Occupy Labor

Port of Oakland
Port of Oakland via Wikipedia

The press reports here in the San Francisco Bay Area tell us the cost of the Occupy movement to the city governments in Oakland and San Francisco now total about $ 1 million each in additional police, public works and cleanup costs. But that is only a fraction of the true cost of this hard to categorize movement.

I was downtown San Francisco yesterday and the size of the Occupy crowd had dwindled to a handful in front of the Federal Reserve Building.  The policy now prohibits tents and camping out but still permit the peaceful protest as long as the crowd does not block ingress and egress from the building.

In Oakland it is a different story, after the siege of downtown Oakland that resulted in violence and force many small businesses to close, the City finally shut down the camp.   There are still day protesters but it is a shadow of the former presence.  The erratic handling of occupy situation has now resulted in a recall petition against Mayor Jean Quan for bungling the first big problem on her watch.

Occupy the Port of Oakland Escalates the Conflict

But the problem gets both worse and gains clarity in what is happening at the Port of Oakland near Jack London Square where the Occupy Movement has relocated in change of tactics now focused on shutting down the Port of Oakland in order to ‘punish the 1%’.

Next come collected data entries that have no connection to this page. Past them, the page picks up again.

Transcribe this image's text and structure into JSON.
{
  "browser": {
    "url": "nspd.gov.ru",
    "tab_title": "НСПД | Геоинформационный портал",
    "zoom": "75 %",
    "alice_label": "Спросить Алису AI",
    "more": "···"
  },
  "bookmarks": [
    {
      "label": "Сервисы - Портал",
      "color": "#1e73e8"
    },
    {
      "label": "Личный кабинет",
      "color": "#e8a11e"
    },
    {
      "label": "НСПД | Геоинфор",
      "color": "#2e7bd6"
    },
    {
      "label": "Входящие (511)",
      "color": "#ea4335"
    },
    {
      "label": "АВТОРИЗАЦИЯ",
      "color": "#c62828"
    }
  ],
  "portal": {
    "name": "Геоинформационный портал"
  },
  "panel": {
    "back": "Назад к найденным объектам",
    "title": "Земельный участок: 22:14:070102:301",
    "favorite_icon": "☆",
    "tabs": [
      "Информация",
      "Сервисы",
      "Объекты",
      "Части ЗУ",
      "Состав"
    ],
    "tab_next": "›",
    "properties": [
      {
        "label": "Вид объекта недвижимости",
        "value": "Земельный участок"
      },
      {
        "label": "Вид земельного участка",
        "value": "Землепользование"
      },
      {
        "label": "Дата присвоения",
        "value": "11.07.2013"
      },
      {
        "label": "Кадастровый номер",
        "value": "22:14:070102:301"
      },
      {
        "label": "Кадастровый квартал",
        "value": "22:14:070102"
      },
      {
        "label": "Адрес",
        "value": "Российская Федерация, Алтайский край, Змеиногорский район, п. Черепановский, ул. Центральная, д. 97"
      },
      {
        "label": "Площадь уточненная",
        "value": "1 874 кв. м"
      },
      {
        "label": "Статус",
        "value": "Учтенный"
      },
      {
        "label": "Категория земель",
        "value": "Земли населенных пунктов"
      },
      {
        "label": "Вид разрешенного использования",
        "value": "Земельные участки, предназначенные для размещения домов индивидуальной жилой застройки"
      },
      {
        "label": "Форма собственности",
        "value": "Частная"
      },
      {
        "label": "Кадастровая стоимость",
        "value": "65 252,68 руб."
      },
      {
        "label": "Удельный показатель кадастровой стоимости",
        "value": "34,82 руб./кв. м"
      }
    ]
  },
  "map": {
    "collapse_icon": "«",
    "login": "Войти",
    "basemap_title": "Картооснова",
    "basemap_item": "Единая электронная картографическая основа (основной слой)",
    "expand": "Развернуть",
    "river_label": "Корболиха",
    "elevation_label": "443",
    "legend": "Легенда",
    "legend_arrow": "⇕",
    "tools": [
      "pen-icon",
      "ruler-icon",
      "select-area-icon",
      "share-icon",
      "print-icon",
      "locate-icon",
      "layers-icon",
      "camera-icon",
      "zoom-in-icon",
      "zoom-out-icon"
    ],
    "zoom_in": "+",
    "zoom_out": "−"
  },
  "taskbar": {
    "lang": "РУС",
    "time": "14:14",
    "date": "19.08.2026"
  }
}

This shift in tactics seems to suggest both the waning of interest and the digging in by the hard core of the movement.  It has been subtle but apparent that the Occupy movements in Oakland and San Francisco were aided and supported by selected labor unions including the Teachers and Service Workers unions and perhaps others either encouraging or choreographing, it is not clear, events to support their own political agendas.  That there was embarrassment for the liberal progressive politicians that originally supported them as the demonstrations went on was thought to be regrettable collateral damage.  That small business who clearly do not fit the label of the 1% were horribly affected as the movement drove customers away was often only a sidebar story on the evening news outshouted by the protesters.

But the move on the Port of Oakland is different.  Either the Occupy Movement has been reduced to its radical core now uping the ante in an effort to keep it going—or—the parts of the labor movement which originally supported occupy are now hearing loudly and clearly the complaints of other voices in the labor movement like the Longshoremen that closing the port entrances with Occupy protests is going to cost workers their paychecks for Christmas.  In the first few days of the Port tactics the San Francisco Chronicle reports that the average daily cost for cargo disruption at the Port of Oakland is now about $4 million in lost revenue and pay for 750 workers at the Port sent home. Police reports say there may have been as many as 3,000 protesters at the Port entrance and that the Occupy ports tactic change was spreading to 11 other West coast ports.  This is not coincidence.

The Occupy Movement is at a critical point because its original message calling attention to income disparities and the hardships the rotten economy is visiting on the 99% resonated with many.  We get it. But the longer it goes the more muddled the message.  This is NOT the left wing version of the Tea Party as some on the Democrat side had hoped.  The Tea Party had a message and a clear philosophy of lower taxes, less government spending and debt and less intrusion in the lives of ordinary Americans.  The Tea Party members also were quickly assimilated in the broader fabric of American politics.  The Occupy crowd has overplayed their hand and is increasingly seen as doing more harm than good for their message.